Gli Ermellini, tuttavia, hanno ritenuto inammissibili le doglianze proposte.

Le considerazioni svolte in sentenza circa, in particolare, la mancata indicazione nella querela e nelle varie richieste di risarcimento della persona poi chiamata a testimoniare in sede civile, se da un lato erano poste a supporto dell’espresso convincimento in ordine alla scarsa diligenza dimostrata dal danneggiato nel consentire l’identificazione del veicolo asseritamente danneggiante, dall’altro, tuttavia, erano anche poste a fondamento dell’ulteriore convincimento circa la dubbia presenza del teste sul luogo dell’incidente e dunque sulla inattendibilità, quanto meno oggettiva, della sua deposizione. Con tale autonoma, pertinente e decisiva ratio decidendi il ricorrente ometteva di confrontarsi.

La Suprema Corte ha evidenziato, al riguardo, che se è vero che, in base al principio correttamente evocato in ricorso e pienamente condivisibile, in tema di sinistri stradali causati da veicoli non identificati, la presentazione di una denuncia o di una querela contro ignoti non è condizione di proponibilità dell’azione di risarcimento del danno, né tanto meno lo è la sua tempestività, è anche vero però che, una volta che tale denuncia sia stata comunque presentata, come nella specie, essa e il suo contenuto divengono fatti pienamente valutabili, da parte del giudice del merito, unitamente alle altre prove raccolte, ai fini dell’accertamento da compiere — secondo regola probatoria che vede l’attore onerato della relativa prova — sulla storicità del sinistro e sul fatto che esso sia stato effettivamente provocato da un veicolo non identificato.
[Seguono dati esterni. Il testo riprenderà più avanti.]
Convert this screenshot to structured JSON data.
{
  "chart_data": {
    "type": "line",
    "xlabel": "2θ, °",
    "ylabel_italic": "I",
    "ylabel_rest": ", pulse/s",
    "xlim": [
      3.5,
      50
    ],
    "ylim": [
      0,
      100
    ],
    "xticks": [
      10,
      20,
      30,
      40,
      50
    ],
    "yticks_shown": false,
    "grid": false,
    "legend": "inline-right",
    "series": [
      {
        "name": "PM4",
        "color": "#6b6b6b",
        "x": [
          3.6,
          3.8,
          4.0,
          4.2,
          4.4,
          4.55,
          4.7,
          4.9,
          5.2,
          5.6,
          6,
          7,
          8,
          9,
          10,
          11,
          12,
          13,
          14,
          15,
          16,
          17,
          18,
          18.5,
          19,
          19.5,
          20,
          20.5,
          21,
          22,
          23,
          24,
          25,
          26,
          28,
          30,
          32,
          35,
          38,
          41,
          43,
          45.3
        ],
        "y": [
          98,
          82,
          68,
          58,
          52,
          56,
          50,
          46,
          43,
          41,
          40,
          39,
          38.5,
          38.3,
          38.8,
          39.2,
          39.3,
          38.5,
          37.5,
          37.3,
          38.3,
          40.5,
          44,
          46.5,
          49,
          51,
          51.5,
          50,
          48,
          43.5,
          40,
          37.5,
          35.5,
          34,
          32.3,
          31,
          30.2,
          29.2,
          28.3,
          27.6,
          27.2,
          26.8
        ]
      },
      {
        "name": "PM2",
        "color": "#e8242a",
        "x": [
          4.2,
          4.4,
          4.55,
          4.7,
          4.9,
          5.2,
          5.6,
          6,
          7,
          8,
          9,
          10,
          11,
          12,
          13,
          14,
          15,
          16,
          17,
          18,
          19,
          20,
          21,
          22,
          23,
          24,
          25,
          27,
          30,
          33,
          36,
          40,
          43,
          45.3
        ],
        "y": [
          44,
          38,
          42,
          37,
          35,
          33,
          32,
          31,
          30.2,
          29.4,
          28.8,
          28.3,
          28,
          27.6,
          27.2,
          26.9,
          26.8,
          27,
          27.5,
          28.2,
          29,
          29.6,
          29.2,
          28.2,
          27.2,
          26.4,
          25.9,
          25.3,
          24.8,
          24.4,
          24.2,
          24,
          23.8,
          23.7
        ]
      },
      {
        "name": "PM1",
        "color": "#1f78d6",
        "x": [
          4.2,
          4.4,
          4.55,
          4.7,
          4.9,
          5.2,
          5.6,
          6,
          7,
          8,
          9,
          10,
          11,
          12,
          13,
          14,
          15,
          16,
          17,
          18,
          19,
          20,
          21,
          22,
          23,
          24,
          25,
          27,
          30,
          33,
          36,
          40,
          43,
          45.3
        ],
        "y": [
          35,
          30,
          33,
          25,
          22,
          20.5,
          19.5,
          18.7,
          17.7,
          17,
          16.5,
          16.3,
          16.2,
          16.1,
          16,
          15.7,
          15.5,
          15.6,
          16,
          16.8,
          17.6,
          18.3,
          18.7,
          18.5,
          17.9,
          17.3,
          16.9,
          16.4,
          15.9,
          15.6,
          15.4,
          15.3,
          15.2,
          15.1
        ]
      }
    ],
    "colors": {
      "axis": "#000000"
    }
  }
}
In tale diversa prospettiva la valutazione operata dal giudice a quo — sfrondata da considerazioni in effetti non pertinenti su inesistenti oneri di diligenza in capo al danneggiato nell’attivarsi per rendere possibile o agevolare l’identificazione del veicolo investitore e/o del suo conducente — rimaneva chiaramente isolabile nel percorso argomentativo e idonea a fondare la statuizione di rigetto, oltre che insindacabile in quanto intrinsecamente congrua sul piano logico e giuridico.